Well, yesterday's odd little surrealist poem has taken an unexpected but welcome turn: suddenly, it has metamorphosed into a western Pennsylvania poem. All summer my western Pa. project has been singeing its hair on the back burner while I've been working on other people's manuscripts. But apparently it is not dead yet. Moreover, I've even made a breakthrough.

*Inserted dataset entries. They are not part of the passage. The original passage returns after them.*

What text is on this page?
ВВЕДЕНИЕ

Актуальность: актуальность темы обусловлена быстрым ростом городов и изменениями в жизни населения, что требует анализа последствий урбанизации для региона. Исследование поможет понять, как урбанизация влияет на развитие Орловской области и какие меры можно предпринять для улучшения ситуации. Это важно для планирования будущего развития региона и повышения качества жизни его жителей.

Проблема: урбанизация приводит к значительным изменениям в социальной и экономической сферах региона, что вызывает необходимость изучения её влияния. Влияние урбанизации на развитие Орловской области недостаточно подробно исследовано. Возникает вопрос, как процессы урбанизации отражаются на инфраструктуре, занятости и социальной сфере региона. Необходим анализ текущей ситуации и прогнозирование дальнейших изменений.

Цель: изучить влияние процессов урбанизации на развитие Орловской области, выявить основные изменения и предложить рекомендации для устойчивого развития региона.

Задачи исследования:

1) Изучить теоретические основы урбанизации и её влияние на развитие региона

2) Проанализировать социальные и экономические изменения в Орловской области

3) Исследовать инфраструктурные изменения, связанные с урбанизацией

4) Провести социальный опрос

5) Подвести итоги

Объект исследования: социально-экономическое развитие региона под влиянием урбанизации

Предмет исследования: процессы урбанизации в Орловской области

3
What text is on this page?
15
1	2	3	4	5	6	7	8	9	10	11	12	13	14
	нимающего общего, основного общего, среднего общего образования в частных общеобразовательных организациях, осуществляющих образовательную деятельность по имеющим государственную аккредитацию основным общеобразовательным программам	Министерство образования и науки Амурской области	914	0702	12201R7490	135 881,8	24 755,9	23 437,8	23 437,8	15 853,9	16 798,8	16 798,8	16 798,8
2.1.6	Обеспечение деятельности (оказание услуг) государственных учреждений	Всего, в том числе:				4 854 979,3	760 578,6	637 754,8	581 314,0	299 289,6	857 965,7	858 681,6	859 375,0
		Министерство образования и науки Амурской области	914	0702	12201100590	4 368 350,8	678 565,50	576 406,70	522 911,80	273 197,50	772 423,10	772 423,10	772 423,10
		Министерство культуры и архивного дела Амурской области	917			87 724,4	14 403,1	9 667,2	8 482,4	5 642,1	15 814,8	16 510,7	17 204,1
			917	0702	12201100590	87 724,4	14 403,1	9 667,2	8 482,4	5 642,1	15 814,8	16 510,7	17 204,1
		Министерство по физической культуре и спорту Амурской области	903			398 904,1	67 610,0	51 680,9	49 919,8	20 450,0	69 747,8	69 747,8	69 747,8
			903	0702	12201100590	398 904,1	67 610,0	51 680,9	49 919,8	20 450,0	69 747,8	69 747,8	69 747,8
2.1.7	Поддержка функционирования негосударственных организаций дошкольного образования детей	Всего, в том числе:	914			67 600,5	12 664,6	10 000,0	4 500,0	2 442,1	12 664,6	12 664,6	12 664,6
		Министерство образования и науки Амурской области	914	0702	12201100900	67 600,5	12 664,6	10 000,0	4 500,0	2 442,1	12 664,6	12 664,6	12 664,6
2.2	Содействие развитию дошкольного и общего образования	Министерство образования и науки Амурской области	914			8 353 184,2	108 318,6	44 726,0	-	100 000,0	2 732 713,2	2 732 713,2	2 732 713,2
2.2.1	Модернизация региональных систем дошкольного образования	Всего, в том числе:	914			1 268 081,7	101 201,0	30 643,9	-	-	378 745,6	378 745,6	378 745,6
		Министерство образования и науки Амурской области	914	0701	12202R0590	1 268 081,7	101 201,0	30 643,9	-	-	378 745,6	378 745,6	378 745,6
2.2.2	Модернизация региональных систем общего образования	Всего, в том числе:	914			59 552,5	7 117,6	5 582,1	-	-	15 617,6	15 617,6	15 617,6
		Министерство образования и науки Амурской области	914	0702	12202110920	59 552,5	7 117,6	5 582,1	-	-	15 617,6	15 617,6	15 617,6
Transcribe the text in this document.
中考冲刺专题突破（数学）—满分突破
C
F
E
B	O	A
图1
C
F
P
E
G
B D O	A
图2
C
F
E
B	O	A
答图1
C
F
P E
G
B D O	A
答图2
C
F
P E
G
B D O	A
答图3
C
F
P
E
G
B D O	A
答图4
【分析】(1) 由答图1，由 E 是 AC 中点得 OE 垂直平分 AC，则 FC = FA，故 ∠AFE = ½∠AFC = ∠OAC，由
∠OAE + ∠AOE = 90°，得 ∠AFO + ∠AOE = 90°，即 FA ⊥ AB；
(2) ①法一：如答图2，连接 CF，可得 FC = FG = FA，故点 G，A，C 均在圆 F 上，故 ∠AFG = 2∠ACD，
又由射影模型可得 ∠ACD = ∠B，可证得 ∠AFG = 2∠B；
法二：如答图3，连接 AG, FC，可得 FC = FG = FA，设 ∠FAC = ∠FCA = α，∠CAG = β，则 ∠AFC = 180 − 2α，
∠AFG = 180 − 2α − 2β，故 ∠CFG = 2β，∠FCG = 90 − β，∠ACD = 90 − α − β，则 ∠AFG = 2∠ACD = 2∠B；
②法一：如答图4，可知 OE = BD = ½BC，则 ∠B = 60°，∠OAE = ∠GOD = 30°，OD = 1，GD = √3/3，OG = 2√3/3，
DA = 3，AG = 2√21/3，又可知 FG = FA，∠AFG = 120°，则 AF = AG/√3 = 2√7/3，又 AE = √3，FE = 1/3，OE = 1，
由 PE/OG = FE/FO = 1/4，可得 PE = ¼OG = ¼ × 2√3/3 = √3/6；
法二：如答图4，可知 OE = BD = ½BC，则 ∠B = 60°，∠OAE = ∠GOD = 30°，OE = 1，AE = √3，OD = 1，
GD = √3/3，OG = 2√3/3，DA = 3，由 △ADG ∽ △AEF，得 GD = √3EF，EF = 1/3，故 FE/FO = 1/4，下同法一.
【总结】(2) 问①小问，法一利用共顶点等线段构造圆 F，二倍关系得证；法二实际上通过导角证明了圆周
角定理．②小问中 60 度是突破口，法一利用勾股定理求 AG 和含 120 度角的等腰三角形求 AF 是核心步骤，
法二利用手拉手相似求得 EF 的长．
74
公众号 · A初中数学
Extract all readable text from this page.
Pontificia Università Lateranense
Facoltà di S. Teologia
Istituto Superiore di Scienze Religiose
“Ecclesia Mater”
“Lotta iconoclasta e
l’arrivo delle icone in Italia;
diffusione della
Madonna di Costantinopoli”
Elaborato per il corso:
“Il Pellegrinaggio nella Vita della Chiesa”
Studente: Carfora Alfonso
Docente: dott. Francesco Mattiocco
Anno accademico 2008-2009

One of my niggling worries about the project has been how to manage the immigrant voices that are such a huge part of western Pennsylvania's coalfield history. I can't write in Polish or Italian or Czech, and I would like to avoid clumsy imitations of foreign accents. But my reading fates have managed to help me solve the problem. They told me to start reading Zbigniew Herbert in translation and Vladimir Nabokov in his strange original English. And then yesterday, as I was copying out Herbert's poem "Parable of the Russian Emigres," I realized that these were the voices I needed to probe: these voices that encapsulate English and strangeness within themselves. In other words, I don't need to imitate a Polish accent; I need to study how a Polish writer's thoughts and sentence structure interact.

What happiness to know that spending an entire day doing nothing can turn out to be something after all! I am jubilant! . . . and this despite the fact that today's "doing nothing" will be spent at the Bureau of Motor Vehicles.